Editorial: AEEU must prove itself to be open

The AEEU, Britain’s third-largest union, is straying seriously ’off message’ this week with its deliberations over whether to table a motion at the forthcoming party conference that all non-APPC members should be banned from attending future conferences.

The AEEU, Britain’s third-largest union, is straying seriously ’off

message’ this week with its deliberations over whether to table a motion

at the forthcoming party conference that all non-APPC members should be

banned from attending future conferences.

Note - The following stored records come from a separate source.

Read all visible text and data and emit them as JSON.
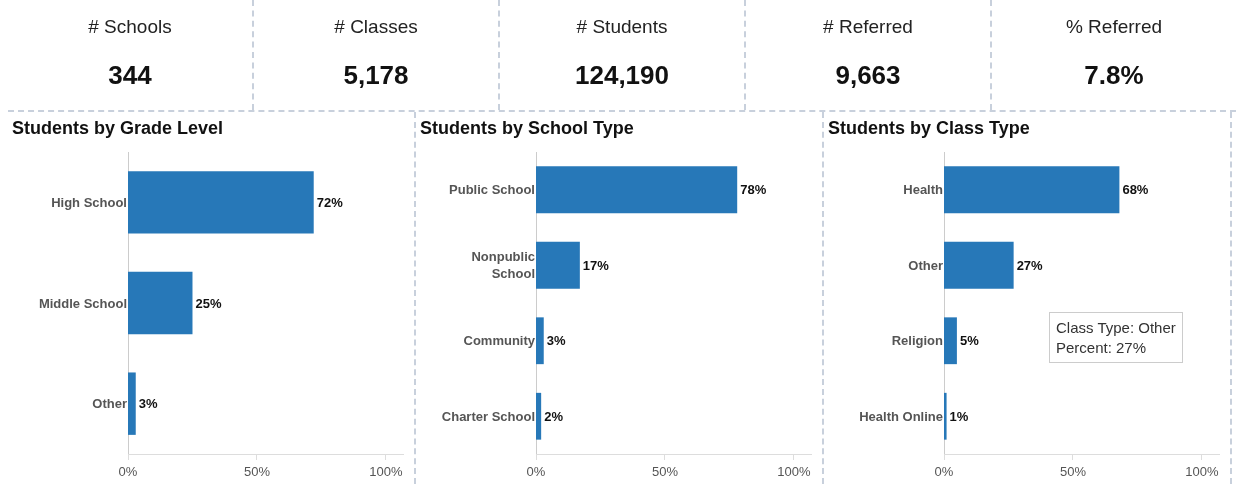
{
  "chart_data": [
    {
      "type": "other",
      "categories": [
        "# Schools",
        "# Classes",
        "# Students",
        "# Referred",
        "% Referred"
      ],
      "value_labels": [
        "344",
        "5,178",
        "124,190",
        "9,663",
        "7.8%"
      ]
    },
    {
      "type": "bar",
      "orientation": "horizontal",
      "title": "Students by Grade Level",
      "categories": [
        "High School",
        "Middle School",
        "Other"
      ],
      "values": [
        72,
        25,
        3
      ],
      "value_labels": [
        "72%",
        "25%",
        "3%"
      ],
      "color": "#2778b8",
      "xlim": [
        0,
        107
      ],
      "xticks": [
        {
          "value": 0,
          "label": "0%"
        },
        {
          "value": 50,
          "label": "50%"
        },
        {
          "value": 100,
          "label": "100%"
        }
      ],
      "grid": false
    },
    {
      "type": "bar",
      "orientation": "horizontal",
      "title": "Students by School Type",
      "categories": [
        "Public School",
        "Nonpublic\nSchool",
        "Community",
        "Charter School"
      ],
      "values": [
        78,
        17,
        3,
        2
      ],
      "value_labels": [
        "78%",
        "17%",
        "3%",
        "2%"
      ],
      "color": "#2778b8",
      "xlim": [
        0,
        107
      ],
      "xticks": [
        {
          "value": 0,
          "label": "0%"
        },
        {
          "value": 50,
          "label": "50%"
        },
        {
          "value": 100,
          "label": "100%"
        }
      ],
      "grid": false
    },
    {
      "type": "bar",
      "orientation": "horizontal",
      "title": "Students by Class Type",
      "categories": [
        "Health",
        "Other",
        "Religion",
        "Health Online"
      ],
      "values": [
        68,
        27,
        5,
        1
      ],
      "value_labels": [
        "68%",
        "27%",
        "5%",
        "1%"
      ],
      "color": "#2778b8",
      "xlim": [
        0,
        107
      ],
      "xticks": [
        {
          "value": 0,
          "label": "0%"
        },
        {
          "value": 50,
          "label": "50%"
        },
        {
          "value": 100,
          "label": "100%"
        }
      ],
      "grid": false,
      "annotations": [
        "Class Type: Other",
        "Percent: 27%"
      ]
    }
  ]
}
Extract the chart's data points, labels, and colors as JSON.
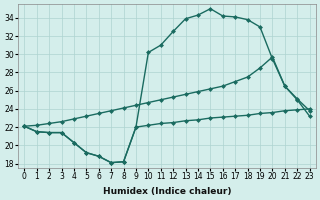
{
  "xlabel": "Humidex (Indice chaleur)",
  "bg_color": "#d4eeeb",
  "grid_color": "#aed4d0",
  "line_color": "#1a6b60",
  "xlim": [
    -0.5,
    23.5
  ],
  "ylim": [
    17.5,
    35.5
  ],
  "yticks": [
    18,
    20,
    22,
    24,
    26,
    28,
    30,
    32,
    34
  ],
  "xticks": [
    0,
    1,
    2,
    3,
    4,
    5,
    6,
    7,
    8,
    9,
    10,
    11,
    12,
    13,
    14,
    15,
    16,
    17,
    18,
    19,
    20,
    21,
    22,
    23
  ],
  "line1_x": [
    0,
    1,
    2,
    3,
    4,
    5,
    6,
    7,
    8,
    9,
    10,
    11,
    12,
    13,
    14,
    15,
    16,
    17,
    18,
    19,
    20,
    21,
    22,
    23
  ],
  "line1_y": [
    22.1,
    21.5,
    21.4,
    21.4,
    20.3,
    19.2,
    18.8,
    18.1,
    18.2,
    22.0,
    22.2,
    22.4,
    22.5,
    22.7,
    22.8,
    23.0,
    23.1,
    23.2,
    23.3,
    23.5,
    23.6,
    23.8,
    23.9,
    24.0
  ],
  "line2_x": [
    0,
    1,
    2,
    3,
    4,
    5,
    6,
    7,
    8,
    9,
    10,
    11,
    12,
    13,
    14,
    15,
    16,
    17,
    18,
    19,
    20,
    21,
    22,
    23
  ],
  "line2_y": [
    22.1,
    21.5,
    21.4,
    21.4,
    20.3,
    19.2,
    18.8,
    18.1,
    18.2,
    22.0,
    30.2,
    31.0,
    32.5,
    33.9,
    34.3,
    35.0,
    34.2,
    34.1,
    33.8,
    33.0,
    29.5,
    26.5,
    25.0,
    23.2
  ],
  "line3_x": [
    0,
    1,
    2,
    3,
    4,
    5,
    6,
    7,
    8,
    9,
    10,
    11,
    12,
    13,
    14,
    15,
    16,
    17,
    18,
    19,
    20,
    21,
    22,
    23
  ],
  "line3_y": [
    22.1,
    22.2,
    22.4,
    22.6,
    22.9,
    23.2,
    23.5,
    23.8,
    24.1,
    24.4,
    24.7,
    25.0,
    25.3,
    25.6,
    25.9,
    26.2,
    26.5,
    27.0,
    27.5,
    28.5,
    29.7,
    26.5,
    25.1,
    23.8
  ],
  "marker": "D",
  "marker_size": 2.5,
  "linewidth": 1.0
}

The only advice that can be given to the union at this time is:

don’t.



To propose such a ban not only flies in the face of Labour’s own

rhetoric on the merits of working closely with the business community,

but more crucially, it also runs contra to the fundamental principles of

democracy.



In the media frenzy which surrounded the activities of Messrs. Draper

and Greer, the whole issue of right of access was misunderstood and

misrepresented.



Undoubtedly, the APPC code of conduct, along with the PRCA charter and

the proposed IPR accreditation of lobbyists, will provide a valuable

framework for building a more transparent lobbying and public affairs

industry and address the bodies’ long-term objective of statutory

regulation.



But the AEEU pandering to media paranoia over lobbyists only serves to

undermine the legitimate right of organisations to have access and input

to the policy-making process. No matter how desirable it may be that

lobbyists become members of, or at least adhere to the principles laid

down by the APPC, any move of this nature must be considered and

all-encompassing.



Democracy cannot operate on a closed-shop basis.